City dwellers interested in lizards should look out for one more relatively common species, says Kats, the Sceloporus occidentalis, or western fence lizard. To find one, he leads us out of the gutter, into a building, through some meeting rooms and around the back of some dormitories to a textbook suburban setting, right down to the redwood garden fence.

Bingo: There it is, sunbathing on a cross post, tail dangling, a stocky, unflappable and faintly superior-looking creature with the most elegant long, slender feet imaginable. Male fence lizards are known for their beautiful blue undersides, so much so that their colloquial name is “bluebelly.”

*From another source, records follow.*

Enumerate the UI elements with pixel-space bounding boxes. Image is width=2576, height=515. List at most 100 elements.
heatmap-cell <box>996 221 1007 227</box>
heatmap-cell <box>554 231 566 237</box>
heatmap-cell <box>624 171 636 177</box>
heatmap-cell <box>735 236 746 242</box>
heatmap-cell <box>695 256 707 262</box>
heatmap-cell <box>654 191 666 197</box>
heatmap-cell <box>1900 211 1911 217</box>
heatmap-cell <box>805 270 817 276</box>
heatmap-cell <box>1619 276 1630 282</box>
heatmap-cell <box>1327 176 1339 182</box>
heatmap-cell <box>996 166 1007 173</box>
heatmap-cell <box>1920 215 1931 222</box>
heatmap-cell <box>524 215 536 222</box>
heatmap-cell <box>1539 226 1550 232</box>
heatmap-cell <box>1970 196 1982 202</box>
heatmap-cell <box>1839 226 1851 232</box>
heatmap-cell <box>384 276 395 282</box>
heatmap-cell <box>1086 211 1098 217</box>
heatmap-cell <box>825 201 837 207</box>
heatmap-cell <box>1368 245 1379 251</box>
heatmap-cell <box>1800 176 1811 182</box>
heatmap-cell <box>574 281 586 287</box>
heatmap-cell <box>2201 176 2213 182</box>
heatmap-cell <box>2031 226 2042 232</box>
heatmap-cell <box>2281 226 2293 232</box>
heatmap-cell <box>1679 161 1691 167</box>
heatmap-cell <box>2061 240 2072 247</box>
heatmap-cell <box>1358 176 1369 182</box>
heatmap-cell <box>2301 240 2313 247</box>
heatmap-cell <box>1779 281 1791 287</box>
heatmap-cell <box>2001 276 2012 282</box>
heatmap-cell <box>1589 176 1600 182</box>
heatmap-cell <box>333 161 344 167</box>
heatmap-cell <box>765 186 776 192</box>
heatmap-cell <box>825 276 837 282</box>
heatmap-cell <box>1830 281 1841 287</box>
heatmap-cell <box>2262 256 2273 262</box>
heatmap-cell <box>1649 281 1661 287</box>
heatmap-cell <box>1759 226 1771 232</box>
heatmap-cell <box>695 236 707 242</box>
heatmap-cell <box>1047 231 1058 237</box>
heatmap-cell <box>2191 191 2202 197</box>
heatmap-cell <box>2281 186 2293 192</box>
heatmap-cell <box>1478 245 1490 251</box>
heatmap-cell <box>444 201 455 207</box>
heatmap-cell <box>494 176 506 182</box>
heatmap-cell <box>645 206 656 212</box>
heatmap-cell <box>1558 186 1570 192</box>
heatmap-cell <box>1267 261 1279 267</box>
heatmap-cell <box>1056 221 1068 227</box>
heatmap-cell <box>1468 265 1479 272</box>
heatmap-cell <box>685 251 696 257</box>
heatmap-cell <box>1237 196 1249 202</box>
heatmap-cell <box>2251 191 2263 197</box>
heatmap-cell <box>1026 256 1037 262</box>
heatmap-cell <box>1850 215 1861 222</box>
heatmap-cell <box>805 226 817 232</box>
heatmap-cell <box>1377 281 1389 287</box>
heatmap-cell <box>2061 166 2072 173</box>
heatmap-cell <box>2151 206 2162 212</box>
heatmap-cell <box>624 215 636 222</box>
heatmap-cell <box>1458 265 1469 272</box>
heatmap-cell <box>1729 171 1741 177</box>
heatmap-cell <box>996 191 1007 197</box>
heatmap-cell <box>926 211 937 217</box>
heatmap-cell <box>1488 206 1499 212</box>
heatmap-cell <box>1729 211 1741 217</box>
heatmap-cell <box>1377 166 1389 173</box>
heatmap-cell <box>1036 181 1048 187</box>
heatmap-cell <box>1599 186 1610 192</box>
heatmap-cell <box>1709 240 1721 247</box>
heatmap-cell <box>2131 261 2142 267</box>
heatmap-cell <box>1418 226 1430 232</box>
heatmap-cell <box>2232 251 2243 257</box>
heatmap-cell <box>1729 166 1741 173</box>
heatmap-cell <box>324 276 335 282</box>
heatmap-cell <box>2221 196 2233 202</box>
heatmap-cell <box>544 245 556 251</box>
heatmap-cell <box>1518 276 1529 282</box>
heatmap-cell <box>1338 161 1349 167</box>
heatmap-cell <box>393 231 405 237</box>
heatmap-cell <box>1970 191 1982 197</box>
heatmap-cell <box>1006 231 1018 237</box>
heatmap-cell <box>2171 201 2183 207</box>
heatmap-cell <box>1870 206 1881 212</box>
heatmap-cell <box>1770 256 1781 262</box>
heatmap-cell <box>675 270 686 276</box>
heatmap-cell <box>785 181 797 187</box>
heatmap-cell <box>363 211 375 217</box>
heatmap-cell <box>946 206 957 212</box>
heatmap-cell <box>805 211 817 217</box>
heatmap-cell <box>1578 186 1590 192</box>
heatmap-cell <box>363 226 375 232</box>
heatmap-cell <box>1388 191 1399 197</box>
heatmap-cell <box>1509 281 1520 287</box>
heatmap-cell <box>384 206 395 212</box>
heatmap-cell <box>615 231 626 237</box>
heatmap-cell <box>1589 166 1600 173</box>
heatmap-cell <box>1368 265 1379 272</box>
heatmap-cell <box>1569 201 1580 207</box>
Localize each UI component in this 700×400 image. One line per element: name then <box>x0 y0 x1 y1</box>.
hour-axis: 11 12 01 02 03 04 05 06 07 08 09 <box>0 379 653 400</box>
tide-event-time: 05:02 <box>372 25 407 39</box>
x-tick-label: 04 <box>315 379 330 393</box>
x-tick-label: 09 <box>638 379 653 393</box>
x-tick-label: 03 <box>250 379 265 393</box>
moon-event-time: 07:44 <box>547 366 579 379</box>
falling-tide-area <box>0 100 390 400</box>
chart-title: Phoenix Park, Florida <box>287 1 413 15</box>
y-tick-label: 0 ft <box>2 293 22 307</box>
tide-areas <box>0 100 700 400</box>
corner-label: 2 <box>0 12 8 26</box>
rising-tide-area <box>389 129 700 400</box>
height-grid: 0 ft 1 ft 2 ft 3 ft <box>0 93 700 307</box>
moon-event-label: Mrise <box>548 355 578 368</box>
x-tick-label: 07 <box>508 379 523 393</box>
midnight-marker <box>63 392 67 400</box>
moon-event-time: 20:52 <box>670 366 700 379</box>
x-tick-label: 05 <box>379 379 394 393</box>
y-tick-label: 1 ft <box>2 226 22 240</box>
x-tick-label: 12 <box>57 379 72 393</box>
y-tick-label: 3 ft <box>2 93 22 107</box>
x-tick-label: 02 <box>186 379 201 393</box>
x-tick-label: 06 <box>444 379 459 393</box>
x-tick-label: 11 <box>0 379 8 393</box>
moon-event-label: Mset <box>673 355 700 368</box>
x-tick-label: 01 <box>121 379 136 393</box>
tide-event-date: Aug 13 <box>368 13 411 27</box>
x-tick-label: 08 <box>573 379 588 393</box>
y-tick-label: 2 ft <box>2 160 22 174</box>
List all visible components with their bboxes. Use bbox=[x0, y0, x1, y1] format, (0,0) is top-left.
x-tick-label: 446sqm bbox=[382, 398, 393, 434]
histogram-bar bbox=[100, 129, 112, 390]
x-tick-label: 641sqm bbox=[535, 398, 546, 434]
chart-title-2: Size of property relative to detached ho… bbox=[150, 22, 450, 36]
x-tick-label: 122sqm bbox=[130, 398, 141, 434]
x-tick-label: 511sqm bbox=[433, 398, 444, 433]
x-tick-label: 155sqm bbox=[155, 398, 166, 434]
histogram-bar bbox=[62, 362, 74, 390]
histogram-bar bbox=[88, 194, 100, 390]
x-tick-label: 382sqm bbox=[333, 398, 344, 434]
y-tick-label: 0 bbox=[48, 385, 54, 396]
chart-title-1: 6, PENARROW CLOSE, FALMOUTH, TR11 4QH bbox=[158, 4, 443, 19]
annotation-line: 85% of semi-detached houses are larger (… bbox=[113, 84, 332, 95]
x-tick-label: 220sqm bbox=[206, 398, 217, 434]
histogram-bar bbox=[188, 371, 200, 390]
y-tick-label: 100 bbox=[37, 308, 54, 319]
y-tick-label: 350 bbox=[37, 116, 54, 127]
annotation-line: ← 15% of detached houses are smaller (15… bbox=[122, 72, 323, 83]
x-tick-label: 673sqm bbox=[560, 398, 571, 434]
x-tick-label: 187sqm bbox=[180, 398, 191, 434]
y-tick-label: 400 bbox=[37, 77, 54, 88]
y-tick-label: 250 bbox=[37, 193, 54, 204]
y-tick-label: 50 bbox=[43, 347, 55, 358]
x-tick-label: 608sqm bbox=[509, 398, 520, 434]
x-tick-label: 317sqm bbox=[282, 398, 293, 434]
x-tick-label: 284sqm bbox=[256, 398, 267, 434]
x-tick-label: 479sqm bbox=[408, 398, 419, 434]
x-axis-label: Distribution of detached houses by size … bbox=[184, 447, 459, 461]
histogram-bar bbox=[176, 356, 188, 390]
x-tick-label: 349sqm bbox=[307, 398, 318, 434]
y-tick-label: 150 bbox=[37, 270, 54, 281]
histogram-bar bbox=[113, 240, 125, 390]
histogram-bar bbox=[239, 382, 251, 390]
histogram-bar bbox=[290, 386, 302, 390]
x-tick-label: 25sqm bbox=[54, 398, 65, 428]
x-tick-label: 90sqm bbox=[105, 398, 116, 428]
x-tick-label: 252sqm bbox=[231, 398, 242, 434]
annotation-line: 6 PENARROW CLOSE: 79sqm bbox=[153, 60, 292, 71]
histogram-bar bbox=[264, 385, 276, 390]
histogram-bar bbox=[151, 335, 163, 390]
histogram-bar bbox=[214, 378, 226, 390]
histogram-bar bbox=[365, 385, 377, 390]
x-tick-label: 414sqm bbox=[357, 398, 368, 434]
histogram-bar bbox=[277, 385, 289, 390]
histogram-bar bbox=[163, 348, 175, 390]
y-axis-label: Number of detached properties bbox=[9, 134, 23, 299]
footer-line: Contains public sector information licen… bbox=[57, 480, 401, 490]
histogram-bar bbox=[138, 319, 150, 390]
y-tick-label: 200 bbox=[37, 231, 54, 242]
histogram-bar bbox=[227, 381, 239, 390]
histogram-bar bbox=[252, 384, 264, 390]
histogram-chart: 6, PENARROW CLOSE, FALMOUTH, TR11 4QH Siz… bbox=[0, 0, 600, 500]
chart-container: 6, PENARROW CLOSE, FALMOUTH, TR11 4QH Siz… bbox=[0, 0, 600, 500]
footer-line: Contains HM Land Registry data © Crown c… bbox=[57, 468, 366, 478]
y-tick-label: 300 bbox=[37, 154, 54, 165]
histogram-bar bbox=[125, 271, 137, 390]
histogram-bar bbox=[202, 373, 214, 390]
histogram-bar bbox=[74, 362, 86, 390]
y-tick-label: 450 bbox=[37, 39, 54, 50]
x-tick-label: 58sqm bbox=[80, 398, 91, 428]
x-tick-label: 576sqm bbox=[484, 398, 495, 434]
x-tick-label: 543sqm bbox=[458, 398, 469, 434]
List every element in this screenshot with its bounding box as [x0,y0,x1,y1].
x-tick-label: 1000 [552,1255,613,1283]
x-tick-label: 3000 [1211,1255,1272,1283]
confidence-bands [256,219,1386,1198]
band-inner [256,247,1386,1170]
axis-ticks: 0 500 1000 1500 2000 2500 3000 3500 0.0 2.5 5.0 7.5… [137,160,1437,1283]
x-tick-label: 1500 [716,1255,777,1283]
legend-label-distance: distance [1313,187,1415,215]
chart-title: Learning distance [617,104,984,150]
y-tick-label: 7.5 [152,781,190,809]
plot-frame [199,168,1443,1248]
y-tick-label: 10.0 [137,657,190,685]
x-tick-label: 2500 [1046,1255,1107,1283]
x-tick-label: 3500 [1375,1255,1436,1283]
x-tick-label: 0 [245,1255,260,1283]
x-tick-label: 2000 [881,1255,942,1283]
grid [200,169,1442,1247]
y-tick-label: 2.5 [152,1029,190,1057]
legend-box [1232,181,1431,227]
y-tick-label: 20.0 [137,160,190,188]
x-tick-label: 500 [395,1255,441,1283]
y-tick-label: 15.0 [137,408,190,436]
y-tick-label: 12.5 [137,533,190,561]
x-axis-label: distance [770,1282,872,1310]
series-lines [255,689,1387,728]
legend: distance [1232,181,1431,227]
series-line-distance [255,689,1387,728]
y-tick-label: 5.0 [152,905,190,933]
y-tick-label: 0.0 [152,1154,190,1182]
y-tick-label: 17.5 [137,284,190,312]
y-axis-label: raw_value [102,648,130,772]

Our three species of urban lizards all survived because they are generalist eaters, says Kats. L.A. lizards eat grasshoppers, beetles, ants, termites, leafhoppers, spiders, black widows, mites, ticks and scorpions, but they are harmless to humans.

It’s now or never to deploy some of my best Eliza Doolittle herpetological terminology: “The Elgaria multicarinata is insectivorous.” Kats spares me the embarrassment as he concludes the tour. “One thing you should say in your article is that lizards are great for gardens,” he says. “They eat bugs.”